At first, Zaelis was protective of Lucia and acted as a father to her. His broken leg had healed badly and left him with a pronounced limp, but it did not stop him keeping her apart from the other children and away from harm. Of all people, it was Mishani who finally talked him into letting her run free. Lucia had never tasted freedom, never lived a life outside a gilded cage, always too important to be risked. But on the day of the new Emperor's accession to the throne, Mishani went to Zaelis and spoke with him. She was ever the persuasive one.

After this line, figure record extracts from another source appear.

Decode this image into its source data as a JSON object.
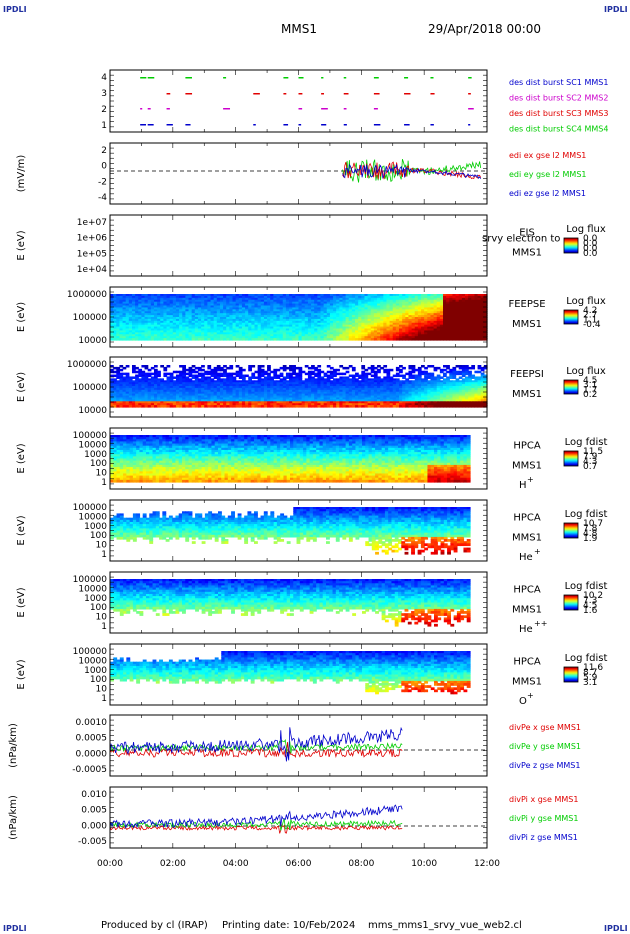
{
  "header": {
    "corner_tl": "IPDLI",
    "corner_tr": "IPDLI",
    "corner_bl": "IPDLI",
    "corner_br": "IPDLI",
    "mission": "MMS1",
    "date": "29/Apr/2018 00:00"
  },
  "footer": {
    "produced_by": "Produced by cl (IRAP)",
    "printing_date": "Printing date: 10/Feb/2024",
    "file": "mms_mms1_srvy_vue_web2.cl"
  },
  "colors": {
    "red": "#e00000",
    "green": "#00cc00",
    "blue": "#0000cc",
    "magenta": "#cc00cc"
  },
  "chart_data": {
    "type": "multi-panel time series",
    "x_ticks": [
      "00:00",
      "02:00",
      "04:00",
      "06:00",
      "08:00",
      "10:00",
      "12:00"
    ],
    "x_range_hours": [
      0,
      12
    ],
    "panels": [
      {
        "id": "burst",
        "type": "line",
        "ylabel": "",
        "y_ticks": [
          "4",
          "3",
          "2",
          "1"
        ],
        "legend": [
          {
            "name": "des dist burst SC1 MMS1",
            "color": "#0000cc"
          },
          {
            "name": "des dist burst SC2 MMS2",
            "color": "#cc00cc"
          },
          {
            "name": "des dist burst SC3 MMS3",
            "color": "#e00000"
          },
          {
            "name": "des dist burst SC4 MMS4",
            "color": "#00cc00"
          }
        ]
      },
      {
        "id": "efield",
        "type": "line",
        "ylabel": "(mV/m)",
        "y_ticks": [
          "2",
          "0",
          "-2",
          "-4"
        ],
        "legend": [
          {
            "name": "edi ex gse l2 MMS1",
            "color": "#e00000"
          },
          {
            "name": "edi ey gse l2 MMS1",
            "color": "#00cc00"
          },
          {
            "name": "edi ez gse l2 MMS1",
            "color": "#0000cc"
          }
        ]
      },
      {
        "id": "eis",
        "type": "heatmap",
        "ylabel": "E (eV)",
        "y_ticks": [
          "1e+07",
          "1e+06",
          "1e+05",
          "1e+04"
        ],
        "label": "EIS",
        "overlay": "srvy electron to",
        "sat": "MMS1",
        "cbar_title": "Log flux",
        "cbar_ticks": [
          "0.0",
          "0.0",
          "0.0",
          "0.0"
        ]
      },
      {
        "id": "feeps_e",
        "type": "heatmap",
        "ylabel": "E (eV)",
        "y_ticks": [
          "1000000",
          "100000",
          "10000"
        ],
        "label": "FEEPSE",
        "sat": "MMS1",
        "cbar_title": "Log flux",
        "cbar_ticks": [
          "4.2",
          "2.7",
          "1.1",
          "-0.4"
        ]
      },
      {
        "id": "feeps_i",
        "type": "heatmap",
        "ylabel": "E (eV)",
        "y_ticks": [
          "1000000",
          "100000",
          "10000"
        ],
        "label": "FEEPSI",
        "sat": "MMS1",
        "cbar_title": "Log flux",
        "cbar_ticks": [
          "4.5",
          "3.1",
          "1.7",
          "0.2"
        ]
      },
      {
        "id": "hpca_h",
        "type": "heatmap",
        "ylabel": "E (eV)",
        "y_ticks": [
          "100000",
          "10000",
          "1000",
          "100",
          "10",
          "1"
        ],
        "label": "HPCA",
        "sat": "MMS1",
        "species": "H",
        "charge": "+",
        "cbar_title": "Log fdist",
        "cbar_ticks": [
          "11.5",
          "7.9",
          "4.3",
          "0.7"
        ]
      },
      {
        "id": "hpca_he1",
        "type": "heatmap",
        "ylabel": "E (eV)",
        "y_ticks": [
          "100000",
          "10000",
          "1000",
          "100",
          "10",
          "1"
        ],
        "label": "HPCA",
        "sat": "MMS1",
        "species": "He",
        "charge": "+",
        "cbar_title": "Log fdist",
        "cbar_ticks": [
          "10.7",
          "7.8",
          "4.8",
          "1.9"
        ]
      },
      {
        "id": "hpca_he2",
        "type": "heatmap",
        "ylabel": "E (eV)",
        "y_ticks": [
          "100000",
          "10000",
          "1000",
          "100",
          "10",
          "1"
        ],
        "label": "HPCA",
        "sat": "MMS1",
        "species": "He",
        "charge": "++",
        "cbar_title": "Log fdist",
        "cbar_ticks": [
          "10.2",
          "7.3",
          "4.5",
          "1.6"
        ]
      },
      {
        "id": "hpca_o",
        "type": "heatmap",
        "ylabel": "E (eV)",
        "y_ticks": [
          "100000",
          "10000",
          "1000",
          "100",
          "10",
          "1"
        ],
        "label": "HPCA",
        "sat": "MMS1",
        "species": "O",
        "charge": "+",
        "cbar_title": "Log fdist",
        "cbar_ticks": [
          "11.6",
          "8.7",
          "5.9",
          "3.1"
        ]
      },
      {
        "id": "divpe",
        "type": "line",
        "ylabel": "(nPa/km)",
        "y_ticks": [
          "0.0010",
          "0.0005",
          "0.0000",
          "-0.0005"
        ],
        "legend": [
          {
            "name": "divPe x gse MMS1",
            "color": "#e00000"
          },
          {
            "name": "divPe y gse MMS1",
            "color": "#00cc00"
          },
          {
            "name": "divPe z gse MMS1",
            "color": "#0000cc"
          }
        ]
      },
      {
        "id": "divpi",
        "type": "line",
        "ylabel": "(nPa/km)",
        "y_ticks": [
          "0.010",
          "0.005",
          "0.000",
          "-0.005"
        ],
        "legend": [
          {
            "name": "divPi x gse MMS1",
            "color": "#e00000"
          },
          {
            "name": "divPi y gse MMS1",
            "color": "#00cc00"
          },
          {
            "name": "divPi z gse MMS1",
            "color": "#0000cc"
          }
        ]
      }
    ]
  }
}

'She is not the Heir-Empress now,' Mishani pointed out. 'And she should not be treated like one. You'll make people suspicious.'

Zaelis finally demurred, and allowed Lucia to enrol in the school rather.than be taught by him. Kaiku and Mishani took it upon themselves to act as elder sisters to her. She was a strange and distant girl, but there was something about her that drew people in, and within days she had been integrated into the close community of the Fold children, scars or no scars. Zaelis fretted and worried until Cailin pointed out the ravens that had taken to gathering on the rooftops of the buildings lately, and which roosted in the trees in the next valley.

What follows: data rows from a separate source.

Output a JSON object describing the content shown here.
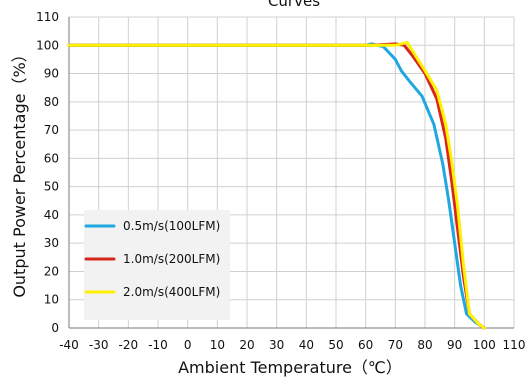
{
  "chart_data": {
    "type": "line",
    "title": "Curves",
    "xlabel": "Ambient Temperature（℃）",
    "ylabel": "Output Power Percentage（%）",
    "xlim": [
      -40,
      110
    ],
    "ylim": [
      0,
      110
    ],
    "x_ticks": [
      -40,
      -30,
      -20,
      -10,
      0,
      10,
      20,
      30,
      40,
      50,
      60,
      70,
      80,
      90,
      100,
      110
    ],
    "y_ticks": [
      0,
      10,
      20,
      30,
      40,
      50,
      60,
      70,
      80,
      90,
      100,
      110
    ],
    "grid": true,
    "legend_position": "bottom-left",
    "colors": {
      "series_1": "#1FA7E0",
      "series_2": "#D8261C",
      "series_3": "#FFF200"
    },
    "series": [
      {
        "name": "0.5m/s(100LFM)",
        "color": "#1FA7E0",
        "points": [
          {
            "x": -40,
            "y": 100
          },
          {
            "x": 60,
            "y": 100
          },
          {
            "x": 62,
            "y": 100.5
          },
          {
            "x": 66,
            "y": 99.5
          },
          {
            "x": 70,
            "y": 95
          },
          {
            "x": 72,
            "y": 91
          },
          {
            "x": 75,
            "y": 87
          },
          {
            "x": 79,
            "y": 82
          },
          {
            "x": 83,
            "y": 72
          },
          {
            "x": 86,
            "y": 58
          },
          {
            "x": 88,
            "y": 45
          },
          {
            "x": 90,
            "y": 30
          },
          {
            "x": 92,
            "y": 15
          },
          {
            "x": 94,
            "y": 5
          },
          {
            "x": 97,
            "y": 2
          },
          {
            "x": 100,
            "y": 0
          }
        ]
      },
      {
        "name": "1.0m/s(200LFM)",
        "color": "#D8261C",
        "points": [
          {
            "x": -40,
            "y": 100
          },
          {
            "x": 62,
            "y": 100
          },
          {
            "x": 70,
            "y": 100.5
          },
          {
            "x": 73,
            "y": 100
          },
          {
            "x": 76,
            "y": 96
          },
          {
            "x": 80,
            "y": 90
          },
          {
            "x": 84,
            "y": 81
          },
          {
            "x": 87,
            "y": 67
          },
          {
            "x": 89,
            "y": 52
          },
          {
            "x": 91,
            "y": 35
          },
          {
            "x": 93,
            "y": 18
          },
          {
            "x": 95,
            "y": 5
          },
          {
            "x": 98,
            "y": 1.5
          },
          {
            "x": 100,
            "y": 0
          }
        ]
      },
      {
        "name": "2.0m/s(400LFM)",
        "color": "#FFF200",
        "points": [
          {
            "x": -40,
            "y": 100
          },
          {
            "x": 70,
            "y": 100
          },
          {
            "x": 74,
            "y": 101
          },
          {
            "x": 77,
            "y": 96
          },
          {
            "x": 80,
            "y": 91
          },
          {
            "x": 84,
            "y": 84
          },
          {
            "x": 87,
            "y": 72
          },
          {
            "x": 89,
            "y": 59
          },
          {
            "x": 91,
            "y": 43
          },
          {
            "x": 93,
            "y": 22
          },
          {
            "x": 95,
            "y": 5
          },
          {
            "x": 98,
            "y": 1.5
          },
          {
            "x": 100,
            "y": 0
          }
        ]
      }
    ]
  }
}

'They will look after her much better than you can,' she said.

For herself, Kaiku found an odd sort of happiness after the kidnapping of the last of the Erinima line. Here she no longer thought of herself as Aberrant. It was a meaningless term now, and one that had lost all the connotations of shame and degradation it had carried for the greater part of her life. For the first time since the Weavers had murdered her family, she could simply be herself, to drift for a while without a pressing purpose to spur her on. Her oath to Ocha was there, of course, always present in the back of her mind; but she had her whole life in which to fulfil it. And besides, she had already struck her enemies a crucial blow. Her discovery that the witchstones were responsible for the blight on the land, for the Aberrants themselves, had caused a furore among the Libera Dramach, and plans were already afoot to deal with the problem. Let them plan, she thought. She found she could hold her cares away for a while in the lazy days of late summer. The Weavers could wait. Their time would come.

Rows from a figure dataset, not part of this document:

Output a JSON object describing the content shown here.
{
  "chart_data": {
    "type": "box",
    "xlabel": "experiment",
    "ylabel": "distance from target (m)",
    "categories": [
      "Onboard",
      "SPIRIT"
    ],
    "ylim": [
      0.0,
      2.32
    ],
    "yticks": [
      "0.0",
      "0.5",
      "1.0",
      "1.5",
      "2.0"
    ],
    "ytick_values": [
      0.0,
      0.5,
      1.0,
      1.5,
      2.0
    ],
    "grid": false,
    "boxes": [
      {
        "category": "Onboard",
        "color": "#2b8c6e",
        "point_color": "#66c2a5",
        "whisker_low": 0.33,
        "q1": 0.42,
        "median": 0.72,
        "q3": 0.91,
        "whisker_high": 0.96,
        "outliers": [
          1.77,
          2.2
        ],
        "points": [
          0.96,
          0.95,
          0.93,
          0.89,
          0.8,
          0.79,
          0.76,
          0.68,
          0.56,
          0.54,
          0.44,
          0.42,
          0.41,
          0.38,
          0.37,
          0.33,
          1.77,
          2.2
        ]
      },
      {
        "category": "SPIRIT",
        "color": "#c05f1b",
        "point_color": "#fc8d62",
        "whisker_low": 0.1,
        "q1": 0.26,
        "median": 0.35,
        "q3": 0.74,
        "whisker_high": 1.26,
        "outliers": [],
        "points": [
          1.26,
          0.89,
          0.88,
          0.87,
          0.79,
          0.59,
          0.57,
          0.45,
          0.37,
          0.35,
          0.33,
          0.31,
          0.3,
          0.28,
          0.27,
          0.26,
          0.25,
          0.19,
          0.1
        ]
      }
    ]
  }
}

But first she had to learn. She applied herself to Cailin's lessons, and those of the other Sisters, who periodically returned from their secretive errands in other parts of Saramyr. Gradually her kana became less of an enemy and more of a friend, and she learned not to fear it but to treasure it. Though mastery of her abilities would be a long and arduous journey, she had taken the first steps, and they brought her greater joy than she might have imagined.

She and Mishani shared a house, in one of the middle tiers of the cascade of rocky plateaux that formed the backbone of the Fold. It had stood empty for a long while, so Zaelis gave it to them in recognition of their actions, and they took it and made it their own. The friendship between them was better and stronger now than it had been for years, since Mishani went to the city to learn the ways of court. They supported each other through the days when they felt bleak, when they grieved for the loss of their families or friends. Kaiku remembered Tane often, more often than she would have liked. For someone who had been such a brief episode in her life, he had made more of an impact on her than she would have believed at the time. Only when he was gone did she realise it, and by then it was too late.